Alexandr Wang, who leads Meta’s superintelligence efforts, told employees that Watermelon is still in training and uses an order of magnitude more compute than Avocado, the internal codename for Meta’s earlier Muse Spark model. He also said the company’s next Muse Spark update will bring major improvements in coding and agentic capabilities, which are now central battlegrounds in the frontier AI market.

The company has not publicly published the benchmark set behind the claim, and that matters. Wang reportedly cited internal performance comparisons, but neither Meta nor OpenAI has independently verified the result in a public release, so the claim should be treated as a strong internal signal rather than a final, universally accepted ranking.

## Why the benchmark claim matters

In AI, benchmarks are more than vanity metrics. They often decide which models get attention from developers, enterprise buyers, and researchers, especially when the competition is close and product quality is judged on practical tasks like coding, tool use, and long-context reasoning.

That is why the Watermelon update is interesting. If Meta can really get a model to GPT-5.5-level performance, it strengthens the case that its superintelligence push is paying off after months of criticism that the company was still trailing the frontier labs.
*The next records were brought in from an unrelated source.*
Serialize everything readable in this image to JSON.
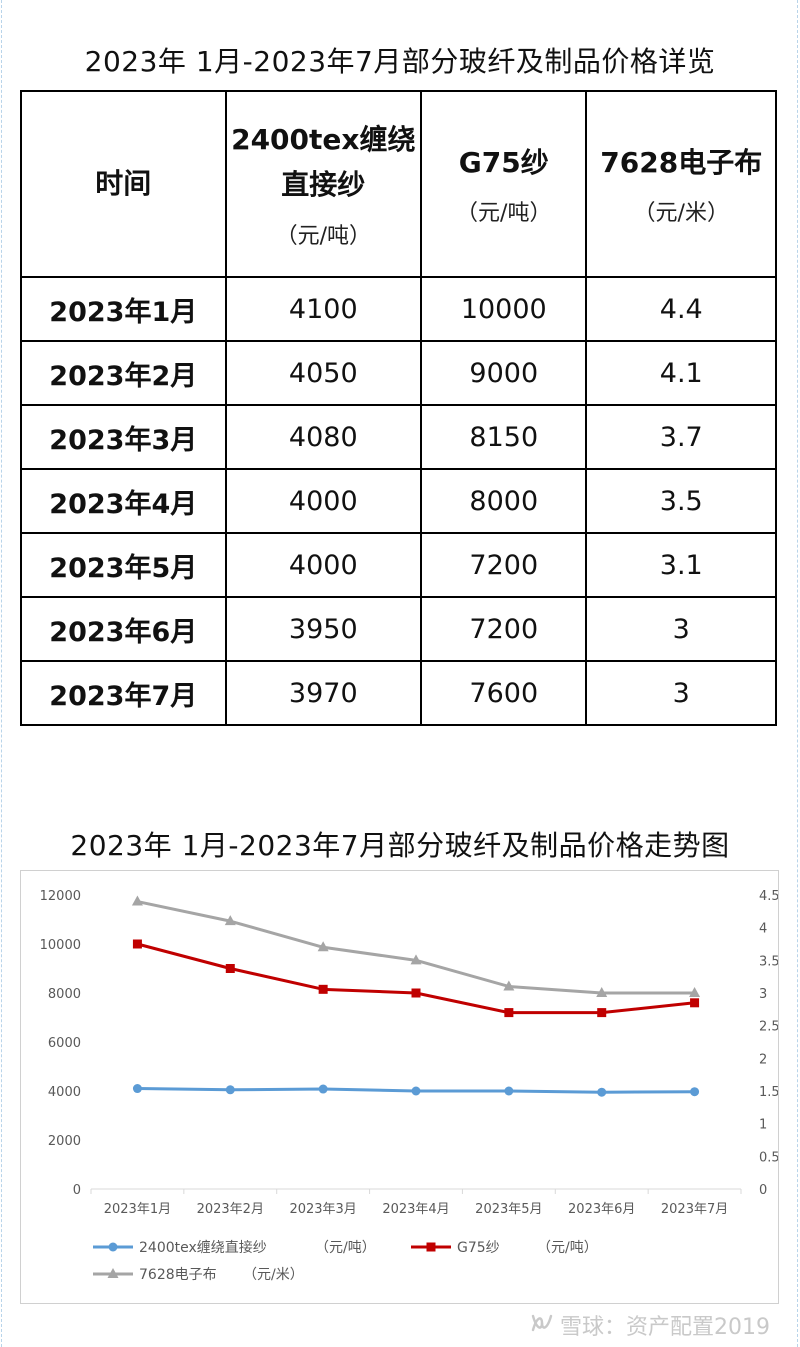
{
  "table": {
    "title": "2023年 1月-2023年7月部分玻纤及制品价格详览",
    "headers": [
      {
        "main": "时间",
        "unit": ""
      },
      {
        "main": "2400tex缠绕直接纱",
        "unit": "（元/吨）"
      },
      {
        "main": "G75纱",
        "unit": "（元/吨）"
      },
      {
        "main": "7628电子布",
        "unit": "（元/米）"
      }
    ],
    "rows": [
      [
        "2023年1月",
        "4100",
        "10000",
        "4.4"
      ],
      [
        "2023年2月",
        "4050",
        "9000",
        "4.1"
      ],
      [
        "2023年3月",
        "4080",
        "8150",
        "3.7"
      ],
      [
        "2023年4月",
        "4000",
        "8000",
        "3.5"
      ],
      [
        "2023年5月",
        "4000",
        "7200",
        "3.1"
      ],
      [
        "2023年6月",
        "3950",
        "7200",
        "3"
      ],
      [
        "2023年7月",
        "3970",
        "7600",
        "3"
      ]
    ]
  },
  "chart_data": {
    "type": "line",
    "title": "2023年 1月-2023年7月部分玻纤及制品价格走势图",
    "categories": [
      "2023年1月",
      "2023年2月",
      "2023年3月",
      "2023年4月",
      "2023年5月",
      "2023年6月",
      "2023年7月"
    ],
    "y_left": {
      "min": 0,
      "max": 12000,
      "ticks": [
        "0",
        "2000",
        "4000",
        "6000",
        "8000",
        "10000",
        "12000"
      ]
    },
    "y_right": {
      "min": 0,
      "max": 4.5,
      "ticks": [
        "0",
        "0.5",
        "1",
        "1.5",
        "2",
        "2.5",
        "3",
        "3.5",
        "4",
        "4.5"
      ]
    },
    "grid": false,
    "legend_position": "bottom",
    "series": [
      {
        "name": "2400tex缠绕直接纱",
        "unit": "（元/吨）",
        "axis": "left",
        "color": "#5B9BD5",
        "marker": "circle",
        "values": [
          4100,
          4050,
          4080,
          4000,
          4000,
          3950,
          3970
        ]
      },
      {
        "name": "G75纱",
        "unit": "（元/吨）",
        "axis": "left",
        "color": "#C00000",
        "marker": "square",
        "values": [
          10000,
          9000,
          8150,
          8000,
          7200,
          7200,
          7600
        ]
      },
      {
        "name": "7628电子布",
        "unit": "（元/米）",
        "axis": "right",
        "color": "#A5A5A5",
        "marker": "triangle",
        "values": [
          4.4,
          4.1,
          3.7,
          3.5,
          3.1,
          3,
          3
        ]
      }
    ]
  },
  "watermark": {
    "icon": "xueqiu-logo-icon",
    "text": "雪球：资产配置2019"
  }
}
It also suggests Meta is willing to spend aggressively to buy back time in a race where scale, infrastructure, and talent can still move the needle.

## The bigger Meta strategy

Watermelon is not happening in isolation. It sits inside a broader Meta AI reset that began with the launch of Muse Spark in April 2026 and the creation of Meta Superintelligence Labs, which Wang now oversees. The company has been drawing attention not just for its model ambitions, but also for the size of its infrastructure spend, which Meta told investors could reach between $125 billion and $145 billion this year.

That kind of spending tells its own story. Meta is not trying to win on clever messaging alone; it is betting that sheer compute, talent acquisition, and iteration speed will eventually make its models more competitive in real-world use. Watermelon, in that sense, is less about one benchmark number and more about whether Meta can finally turn raw investment into visible technical leadership.

## What to watch next

The most important question now is whether Meta can translate benchmark progress into a model developers actually want to use. Wang has already hinted that the next Muse Spark update will be stronger in coding and agentic behavior, which are exactly the areas where enterprise and creator workflows are moving fastest. If that upgrade lands well, Watermelon could become more than an internal milestone and start shaping how people judge Meta’s entire AI stack.

There is also a public perception problem to solve. Meta has often been accused of shipping capable models that still feel behind in practice, especially when compared with OpenAI and Anthropic in coding-heavy use cases. Watermelon may help change that narrative, but only if the company can prove the results outside closed-door meetings.

The **Meta Watermelon model** is important because it shows how quickly the AI leaderboard can shift when a company commits serious infrastructure and talent to catching up. For now, the takeaway is simple: Meta is no longer just chasing the pack — it is close enough to make the race feel much tighter.

## Summary

Meta’s Watermelon model is reportedly matching GPT-5.5 on internal benchmarks, marking a notable step forward in the company’s AI push. The claim is still unverified publicly, but it highlights Meta’s growing momentum in coding and agentic AI.